Vendredi 9 Juin 2023

Au-delà des pertes humaines énormes observées, la crise politique du début du mois de juin 2023 au Sénégal est soldée d’un bilan amphigourique et sibyllin sur les infrastructures et moyens de transport, et sur le plan socio-économique. Cet article de presse vise à passer au crible les effets de cette crise sur l’économie et la situation sociale du pays. Pour cela, nous avons abordé le rapport entre les dégâts matériels des manifestations et l’économie, ensuite analysé les discours politiques et les actes des militants et enfin la stratégie de limitation de l’internet et les comportements réflexifs adoptés par de la population connectée.
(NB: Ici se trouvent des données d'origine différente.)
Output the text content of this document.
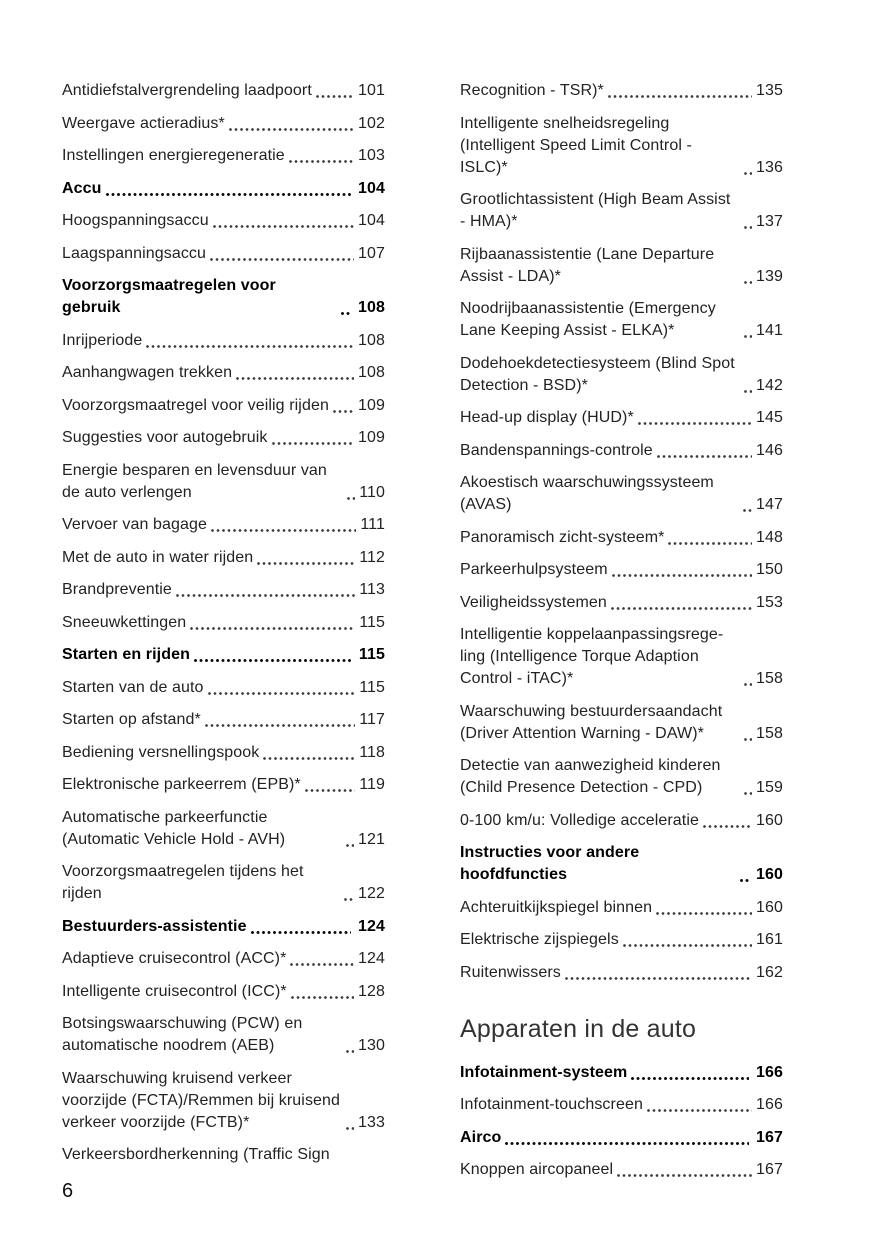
Antidiefstalvergrendeling laadpoort	101
Weergave actieradius*	102
Instellingen energieregeneratie	103
Accu	104
Hoogspanningsaccu	104
Laagspanningsaccu	107
Voorzorgsmaatregelen voor gebruik	108
Inrijperiode	108
Aanhangwagen trekken	108
Voorzorgsmaatregel voor veilig rijden 109
Suggesties voor autogebruik	109
Energie besparen en levensduur van de auto verlengen	110
Vervoer van bagage	111
Met de auto in water rijden	112
Brandpreventie	113
Sneeuwkettingen	115
Starten en rijden	115
Starten van de auto	115
Starten op afstand*	117
Bediening versnellingspook	118
Elektronische parkeerrem (EPB)*	119
Automatische parkeerfunctie (Automatic Vehicle Hold - AVH)	121
Voorzorgsmaatregelen tijdens het rijden	122
Bestuurders-assistentie	124
Adaptieve cruisecontrol (ACC)*	124
Intelligente cruisecontrol (ICC)*	128
Botsingswaarschuwing (PCW) en automatische noodrem (AEB)	130
Waarschuwing kruisend verkeer voorzijde (FCTA)/Remmen bij kruisend verkeer voorzijde (FCTB)*	133
Verkeersbordherkenning (Traffic Sign
Recognition - TSR)*	135
Intelligente snelheidsregeling (Intelligent Speed Limit Control - ISLC)*	136
Grootlichtassistent (High Beam Assist - HMA)*	137
Rijbaanassistentie (Lane Departure Assist - LDA)*	139
Noodrijbaanassistentie (Emergency Lane Keeping Assist - ELKA)*	141
Dodehoekdetectiesysteem (Blind Spot Detection - BSD)*	142
Head-up display (HUD)*	145
Bandenspannings-controle	146
Akoestisch waarschuwingssysteem (AVAS)	147
Panoramisch zicht-systeem*	148
Parkeerhulpsysteem	150
Veiligheidssystemen	153
Intelligentie koppelaanpassingsrege-ling (Intelligence Torque Adaption Control - iTAC)*	158
Waarschuwing bestuurdersaandacht (Driver Attention Warning - DAW)*	158
Detectie van aanwezigheid kinderen (Child Presence Detection - CPD)	159
0-100 km/u: Volledige acceleratie	160
Instructies voor andere hoofdfuncties	160
Achteruitkijkspiegel binnen	160
Elektrische zijspiegels	161
Ruitenwissers	162
Apparaten in de auto
Infotainment-systeem	166
Infotainment-touchscreen	166
Airco	167
Knoppen aircopaneel	167
6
Pour rappel, suite au verdict du procès du candidat déclaré des prochaines élections présidentielles de 2024, Ousmane SONKO, le Sénégal est entré dans une crise politique violente et sanglante sans précédent. En effet, le leader du parti PASTEF a été accusé de viol et de menace de mort par une ex-employée d’un salon de massage dénommé SWEET BEAUTY en 2021. Depuis le dépôt de la plainte par la jeune dame, Adji Sarr, l’accusé avait automatiquement déclaré que ceci était un complot fomenté par le camp du président de la République, Macky SALL avec des patrons de l’administration judiciaire.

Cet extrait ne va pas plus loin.